DocsGPT Public Threat Model

Classification: Public
Last updated: 2026-04-15
Applies to: Open-source and self-hosted DocsGPT deployments

1) Overview

DocsGPT ingests content (files/URLs/connectors), indexes it, and answers queries via LLM-backed APIs and optional tools.

Core components:

Backend API (application/)
Workers/ingestion (application/worker.py and related modules)
Datastores (MongoDB/Redis/vector stores)
Frontend (frontend/)
Optional extensions/integrations (extensions/)

2) Scope and assumptions

In scope:

Application-level threats in this repository.
Local and internet-exposed self-hosted deployments.

Assumptions:

Internet-facing instances enable auth and use strong secrets.
Datastores/internal services are not publicly exposed.

Out of scope:

Cloud hardware/provider compromise.
Security guarantees of external LLM vendors.
Full security audits of third-party systems targeted by tools (external DBs/MCP servers/code-exec APIs).

3) Security objectives

Protect document/conversation confidentiality.
Preserve integrity of prompts, agents, tools, and indexed data.
Maintain API/worker availability.
Enforce tenant isolation in authenticated deployments.

4) Assets

Documents, attachments, chunks/embeddings, summaries.
Conversations, agents, workflows, prompt templates.
Secrets (JWT secret, INTERNAL_KEY, provider/API/OAuth credentials).
Operational capacity (worker throughput, queue depth, model quota/cost).

5) Trust boundaries and untrusted input

Trust boundaries:

Internet ↔ Frontend
Frontend ↔ Backend API
Backend ↔ Workers/internal APIs
Backend/workers ↔ Datastores
Backend ↔ External LLM/connectors/remote URLs

Untrusted input includes API payloads, file uploads, remote URLs, OAuth/webhook data, retrieved content, and LLM/tool arguments.

6) Main attack surfaces

Auth/authz paths and sharing tokens.
File upload + parsing pipeline.
Remote URL fetching and connectors (SSRF risk).
Agent/tool execution from LLM output.
Template/workflow rendering.
Frontend rendering + token storage.
Internal service endpoints (INTERNAL_KEY).
High-impact integrations (SQL tool, generic API tool, remote MCP tools).

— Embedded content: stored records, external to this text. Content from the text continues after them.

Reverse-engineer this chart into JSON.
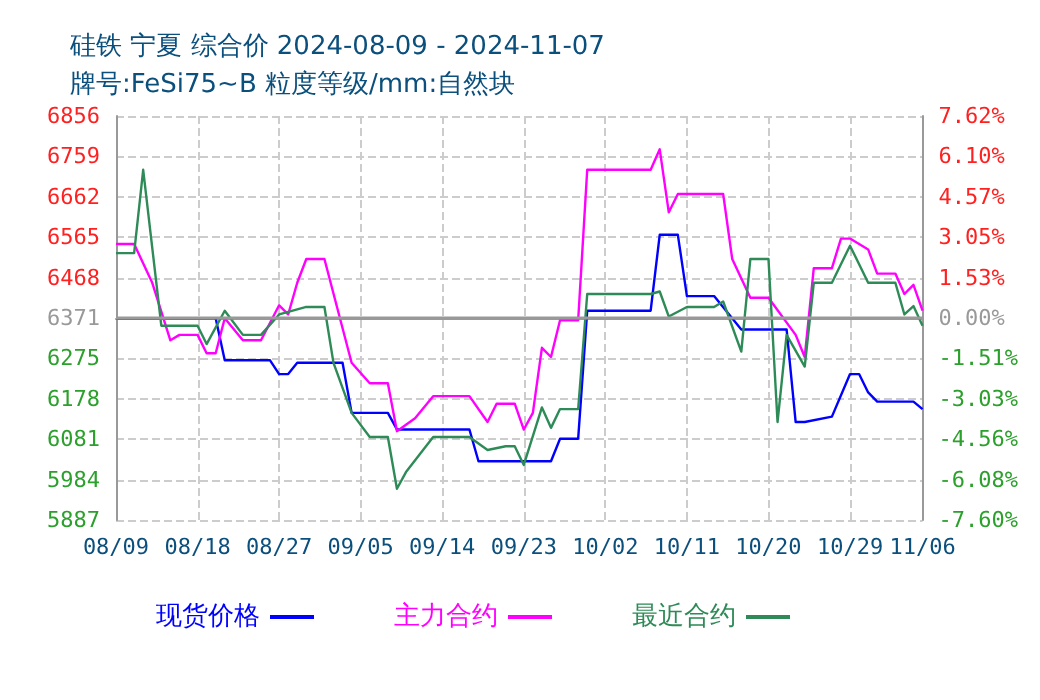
{
  "chart_data": {
    "type": "line",
    "title": "硅铁 宁夏 综合价 2024-08-09 - 2024-11-07",
    "subtitle": "牌号:FeSi75~B 粒度等级/mm:自然块",
    "xlim": [
      "2024-08-09",
      "2024-11-06"
    ],
    "xticks": [
      {
        "value": "2024-08-09",
        "label": "08/09"
      },
      {
        "value": "2024-08-18",
        "label": "08/18"
      },
      {
        "value": "2024-08-27",
        "label": "08/27"
      },
      {
        "value": "2024-09-05",
        "label": "09/05"
      },
      {
        "value": "2024-09-14",
        "label": "09/14"
      },
      {
        "value": "2024-09-23",
        "label": "09/23"
      },
      {
        "value": "2024-10-02",
        "label": "10/02"
      },
      {
        "value": "2024-10-11",
        "label": "10/11"
      },
      {
        "value": "2024-10-20",
        "label": "10/20"
      },
      {
        "value": "2024-10-29",
        "label": "10/29"
      },
      {
        "value": "2024-11-06",
        "label": "11/06"
      }
    ],
    "ylim": [
      5887,
      6856
    ],
    "yticks": [
      5887,
      5984,
      6081,
      6178,
      6275,
      6371,
      6468,
      6565,
      6662,
      6759,
      6856
    ],
    "y2lim": [
      -7.6,
      7.62
    ],
    "y2ticks": [
      {
        "value": -7.6,
        "label": "-7.60%"
      },
      {
        "value": -6.08,
        "label": "-6.08%"
      },
      {
        "value": -4.56,
        "label": "-4.56%"
      },
      {
        "value": -3.03,
        "label": "-3.03%"
      },
      {
        "value": -1.51,
        "label": "-1.51%"
      },
      {
        "value": 0,
        "label": "0.00%"
      },
      {
        "value": 1.53,
        "label": "1.53%"
      },
      {
        "value": 3.05,
        "label": "3.05%"
      },
      {
        "value": 4.57,
        "label": "4.57%"
      },
      {
        "value": 6.1,
        "label": "6.10%"
      },
      {
        "value": 7.62,
        "label": "7.62%"
      }
    ],
    "grid": true,
    "legend": "bottom",
    "marker": "none",
    "line_style": "solid",
    "ref_lines": [
      {
        "axis": "y",
        "value": 6371,
        "color": "#999999",
        "line_style": "solid"
      }
    ],
    "series": [
      {
        "name": "现货价格",
        "color": "#0000ff",
        "x": [
          "2024-08-09",
          "2024-08-20",
          "2024-08-21",
          "2024-08-26",
          "2024-08-27",
          "2024-08-28",
          "2024-08-29",
          "2024-09-03",
          "2024-09-04",
          "2024-09-08",
          "2024-09-09",
          "2024-09-17",
          "2024-09-18",
          "2024-09-26",
          "2024-09-27",
          "2024-09-29",
          "2024-09-30",
          "2024-10-07",
          "2024-10-08",
          "2024-10-10",
          "2024-10-11",
          "2024-10-14",
          "2024-10-17",
          "2024-10-22",
          "2024-10-23",
          "2024-10-24",
          "2024-10-27",
          "2024-10-29",
          "2024-10-30",
          "2024-10-31",
          "2024-11-01",
          "2024-11-05",
          "2024-11-06"
        ],
        "values": [
          6371,
          6371,
          6270,
          6270,
          6237,
          6237,
          6264,
          6264,
          6144,
          6144,
          6104,
          6104,
          6028,
          6028,
          6082,
          6082,
          6389,
          6389,
          6571,
          6571,
          6424,
          6424,
          6344,
          6344,
          6122,
          6122,
          6135,
          6237,
          6237,
          6193,
          6171,
          6171,
          6153
        ]
      },
      {
        "name": "主力合约",
        "color": "#ff00ff",
        "x": [
          "2024-08-09",
          "2024-08-11",
          "2024-08-13",
          "2024-08-15",
          "2024-08-16",
          "2024-08-18",
          "2024-08-19",
          "2024-08-20",
          "2024-08-21",
          "2024-08-23",
          "2024-08-25",
          "2024-08-27",
          "2024-08-28",
          "2024-08-29",
          "2024-08-30",
          "2024-09-01",
          "2024-09-04",
          "2024-09-06",
          "2024-09-08",
          "2024-09-09",
          "2024-09-11",
          "2024-09-13",
          "2024-09-17",
          "2024-09-19",
          "2024-09-20",
          "2024-09-22",
          "2024-09-23",
          "2024-09-24",
          "2024-09-25",
          "2024-09-26",
          "2024-09-27",
          "2024-09-29",
          "2024-09-30",
          "2024-10-07",
          "2024-10-08",
          "2024-10-09",
          "2024-10-10",
          "2024-10-15",
          "2024-10-16",
          "2024-10-18",
          "2024-10-20",
          "2024-10-23",
          "2024-10-24",
          "2024-10-25",
          "2024-10-27",
          "2024-10-28",
          "2024-10-29",
          "2024-10-31",
          "2024-11-01",
          "2024-11-03",
          "2024-11-04",
          "2024-11-05",
          "2024-11-06"
        ],
        "values": [
          6549,
          6549,
          6456,
          6318,
          6331,
          6331,
          6287,
          6287,
          6371,
          6318,
          6318,
          6402,
          6380,
          6456,
          6513,
          6513,
          6264,
          6215,
          6215,
          6100,
          6131,
          6184,
          6184,
          6122,
          6166,
          6166,
          6104,
          6144,
          6300,
          6278,
          6366,
          6366,
          6727,
          6727,
          6776,
          6625,
          6669,
          6669,
          6513,
          6420,
          6420,
          6331,
          6278,
          6491,
          6491,
          6562,
          6562,
          6536,
          6478,
          6478,
          6429,
          6451,
          6389
        ]
      },
      {
        "name": "最近合约",
        "color": "#2e8b57",
        "x": [
          "2024-08-09",
          "2024-08-11",
          "2024-08-12",
          "2024-08-14",
          "2024-08-18",
          "2024-08-19",
          "2024-08-21",
          "2024-08-23",
          "2024-08-25",
          "2024-08-27",
          "2024-08-30",
          "2024-09-01",
          "2024-09-02",
          "2024-09-04",
          "2024-09-06",
          "2024-09-08",
          "2024-09-09",
          "2024-09-10",
          "2024-09-13",
          "2024-09-17",
          "2024-09-19",
          "2024-09-21",
          "2024-09-22",
          "2024-09-23",
          "2024-09-25",
          "2024-09-26",
          "2024-09-27",
          "2024-09-29",
          "2024-09-30",
          "2024-10-07",
          "2024-10-08",
          "2024-10-09",
          "2024-10-11",
          "2024-10-14",
          "2024-10-15",
          "2024-10-17",
          "2024-10-18",
          "2024-10-20",
          "2024-10-21",
          "2024-10-22",
          "2024-10-24",
          "2024-10-25",
          "2024-10-27",
          "2024-10-29",
          "2024-10-31",
          "2024-11-03",
          "2024-11-04",
          "2024-11-05",
          "2024-11-06"
        ],
        "values": [
          6527,
          6527,
          6727,
          6353,
          6353,
          6309,
          6389,
          6331,
          6331,
          6380,
          6398,
          6398,
          6264,
          6144,
          6086,
          6086,
          5962,
          6002,
          6086,
          6086,
          6055,
          6064,
          6064,
          6019,
          6157,
          6108,
          6153,
          6153,
          6429,
          6429,
          6435,
          6375,
          6398,
          6398,
          6411,
          6291,
          6513,
          6513,
          6122,
          6331,
          6255,
          6456,
          6456,
          6545,
          6456,
          6456,
          6380,
          6400,
          6353
        ]
      }
    ]
  }
}
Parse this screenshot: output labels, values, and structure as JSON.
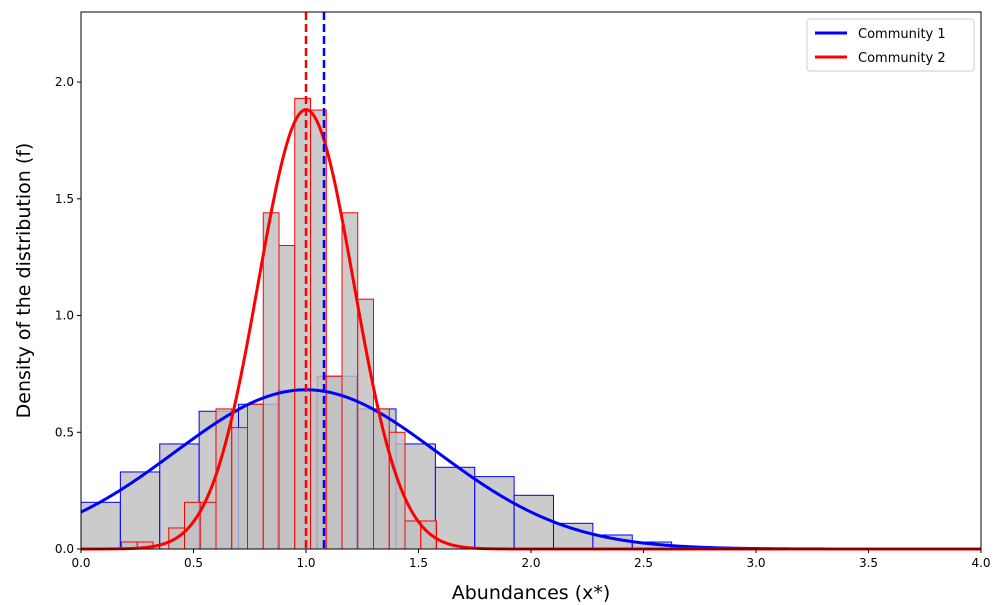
{
  "chart_data": {
    "type": "bar",
    "xlabel": "Abundances (x*)",
    "ylabel": "Density of the distribution (f)",
    "xlim": [
      0.0,
      4.0
    ],
    "ylim": [
      0.0,
      2.3
    ],
    "xticks": [
      "0.0",
      "0.5",
      "1.0",
      "1.5",
      "2.0",
      "2.5",
      "3.0",
      "3.5",
      "4.0"
    ],
    "yticks": [
      "0.0",
      "0.5",
      "1.0",
      "1.5",
      "2.0"
    ],
    "grid": false,
    "legend_position": "top-right",
    "series": [
      {
        "name": "Community 1",
        "color": "#0000ff",
        "hist_fill": "#c0c0c0",
        "bin_width": 0.175,
        "bins": [
          {
            "x": 0.0,
            "density": 0.2
          },
          {
            "x": 0.175,
            "density": 0.33
          },
          {
            "x": 0.35,
            "density": 0.45
          },
          {
            "x": 0.525,
            "density": 0.59
          },
          {
            "x": 0.7,
            "density": 0.62
          },
          {
            "x": 0.875,
            "density": 0.68
          },
          {
            "x": 1.05,
            "density": 0.74
          },
          {
            "x": 1.225,
            "density": 0.6
          },
          {
            "x": 1.4,
            "density": 0.45
          },
          {
            "x": 1.575,
            "density": 0.35
          },
          {
            "x": 1.75,
            "density": 0.31
          },
          {
            "x": 1.925,
            "density": 0.23
          },
          {
            "x": 2.1,
            "density": 0.11
          },
          {
            "x": 2.275,
            "density": 0.06
          },
          {
            "x": 2.45,
            "density": 0.03
          },
          {
            "x": 2.625,
            "density": 0.01
          }
        ],
        "fit": {
          "mean": 1.0,
          "sd": 0.585
        },
        "mean_line": 1.08
      },
      {
        "name": "Community 2",
        "color": "#ff0000",
        "hist_fill": "#c0c0c0",
        "bin_width": 0.07,
        "bins": [
          {
            "x": 0.18,
            "density": 0.03
          },
          {
            "x": 0.25,
            "density": 0.03
          },
          {
            "x": 0.39,
            "density": 0.09
          },
          {
            "x": 0.46,
            "density": 0.2
          },
          {
            "x": 0.53,
            "density": 0.2
          },
          {
            "x": 0.6,
            "density": 0.6
          },
          {
            "x": 0.67,
            "density": 0.52
          },
          {
            "x": 0.74,
            "density": 0.62
          },
          {
            "x": 0.81,
            "density": 1.44
          },
          {
            "x": 0.88,
            "density": 1.3
          },
          {
            "x": 0.95,
            "density": 1.93
          },
          {
            "x": 1.02,
            "density": 1.88
          },
          {
            "x": 1.09,
            "density": 0.74
          },
          {
            "x": 1.16,
            "density": 1.44
          },
          {
            "x": 1.23,
            "density": 1.07
          },
          {
            "x": 1.3,
            "density": 0.6
          },
          {
            "x": 1.37,
            "density": 0.5
          },
          {
            "x": 1.44,
            "density": 0.12
          },
          {
            "x": 1.51,
            "density": 0.12
          }
        ],
        "fit": {
          "mean": 1.0,
          "sd": 0.212
        },
        "mean_line": 1.0
      }
    ]
  }
}
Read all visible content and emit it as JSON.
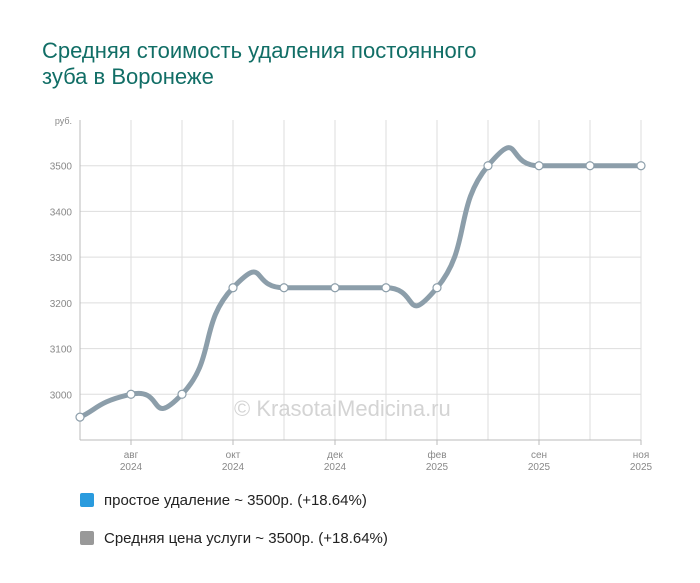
{
  "title_lines": [
    "Средняя стоимость удаления постоянного",
    "зуба в Воронеже"
  ],
  "watermark": "© KrasotaiMedicina.ru",
  "colors": {
    "title": "#116e66",
    "line": "#8c9eaa",
    "grid": "#dddddd",
    "point_fill": "#ffffff",
    "point_stroke": "#8c9eaa"
  },
  "chart_data": {
    "type": "line",
    "ylabel": "руб.",
    "ylim": [
      2900,
      3600
    ],
    "yticks": [
      3000,
      3100,
      3200,
      3300,
      3400,
      3500
    ],
    "x_index": [
      0,
      1,
      2,
      3,
      4,
      5,
      6,
      7,
      8,
      9,
      10,
      11
    ],
    "x_labels": [
      {
        "index": 1,
        "month": "авг",
        "year": "2024"
      },
      {
        "index": 3,
        "month": "окт",
        "year": "2024"
      },
      {
        "index": 5,
        "month": "дек",
        "year": "2024"
      },
      {
        "index": 7,
        "month": "фев",
        "year": "2025"
      },
      {
        "index": 9,
        "month": "сен",
        "year": "2025"
      },
      {
        "index": 11,
        "month": "ноя",
        "year": "2025"
      }
    ],
    "series": [
      {
        "name": "Средняя цена услуги",
        "values": [
          2950,
          3000,
          3000,
          3233,
          3233,
          3233,
          3233,
          3233,
          3500,
          3500,
          3500,
          3500
        ]
      }
    ],
    "legend": [
      {
        "label": "простое удаление ~ 3500р. (+18.64%)",
        "color": "#2a9bde"
      },
      {
        "label": "Средняя цена услуги ~ 3500р. (+18.64%)",
        "color": "#999999"
      }
    ],
    "legend_position": "bottom",
    "grid": true
  }
}
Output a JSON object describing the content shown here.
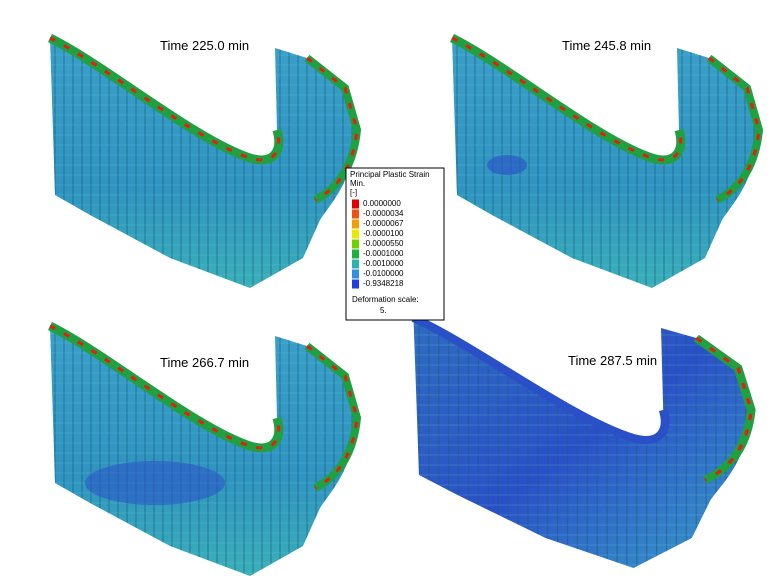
{
  "panels": [
    {
      "label": "Time 225.0 min"
    },
    {
      "label": "Time 245.8 min"
    },
    {
      "label": "Time 266.7 min"
    },
    {
      "label": "Time 287.5 min"
    }
  ],
  "legend": {
    "title": "Principal Plastic Strain",
    "subtitle": "Min.",
    "unit": "[-]",
    "entries": [
      {
        "label": "0.0000000",
        "color": "#e00000"
      },
      {
        "label": "-0.0000034",
        "color": "#f05010"
      },
      {
        "label": "-0.0000067",
        "color": "#f0a000"
      },
      {
        "label": "-0.0000100",
        "color": "#e8e800"
      },
      {
        "label": "-0.0000550",
        "color": "#70d000"
      },
      {
        "label": "-0.0001000",
        "color": "#20b040"
      },
      {
        "label": "-0.0010000",
        "color": "#30b0b0"
      },
      {
        "label": "-0.0100000",
        "color": "#3090e0"
      },
      {
        "label": "-0.9348218",
        "color": "#2040e0"
      }
    ],
    "deformation_label": "Deformation scale:",
    "deformation_value": "5."
  }
}
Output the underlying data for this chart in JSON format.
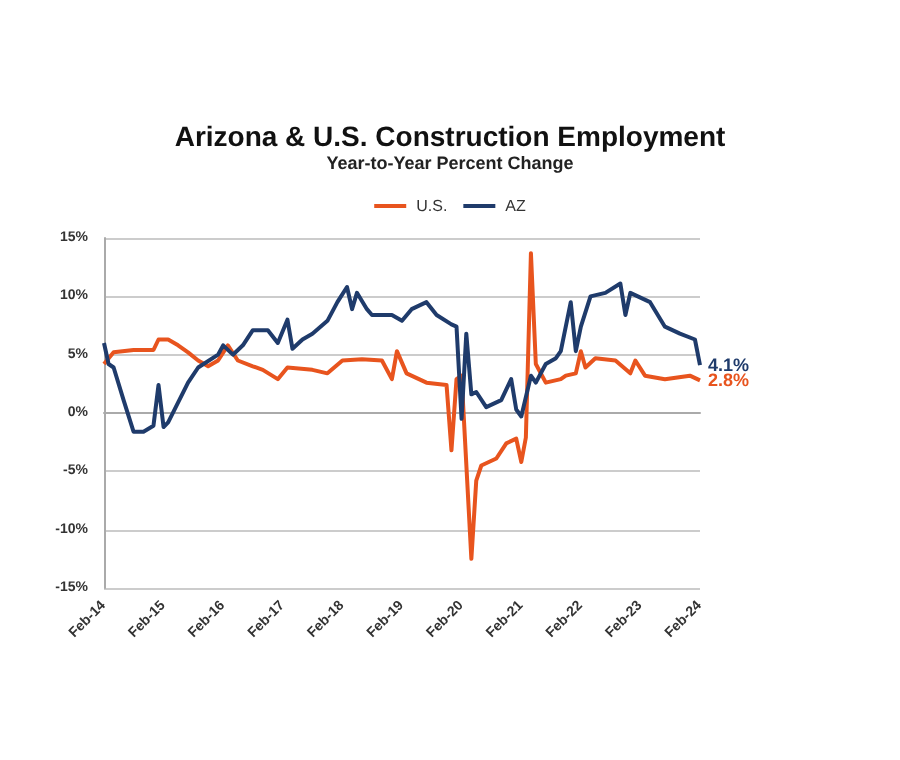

7) Key threats and expected mitigations

A. Auth/authz misconfiguration

Threat: weak/no auth or leaked tokens leads to broad data access.
Mitigations: require auth for public deployments, short-lived tokens, rotation/revocation, least-privilege sharing.

B. Untrusted file ingestion

Threat: malicious files/archives trigger traversal, parser exploits, or resource exhaustion.
Mitigations: strict path checks, archive safeguards, file limits, patched parser dependencies.

C. SSRF/outbound abuse

Threat: URL loaders/tools access private/internal/metadata endpoints.
Mitigations: validate URLs + redirects, block private/link-local ranges, apply egress controls/allowlists.

D. Prompt injection + tool abuse

Threat: retrieved text manipulates model behavior and causes unsafe tool calls.
Threat: never rely on the model to "choose correctly" under adversarial input.
Mitigations: treat retrieved/model output as untrusted, enforce tool policies, only expose tools explicitly assigned by the user/admin to that agent, separate system instructions from retrieved content, audit tool calls.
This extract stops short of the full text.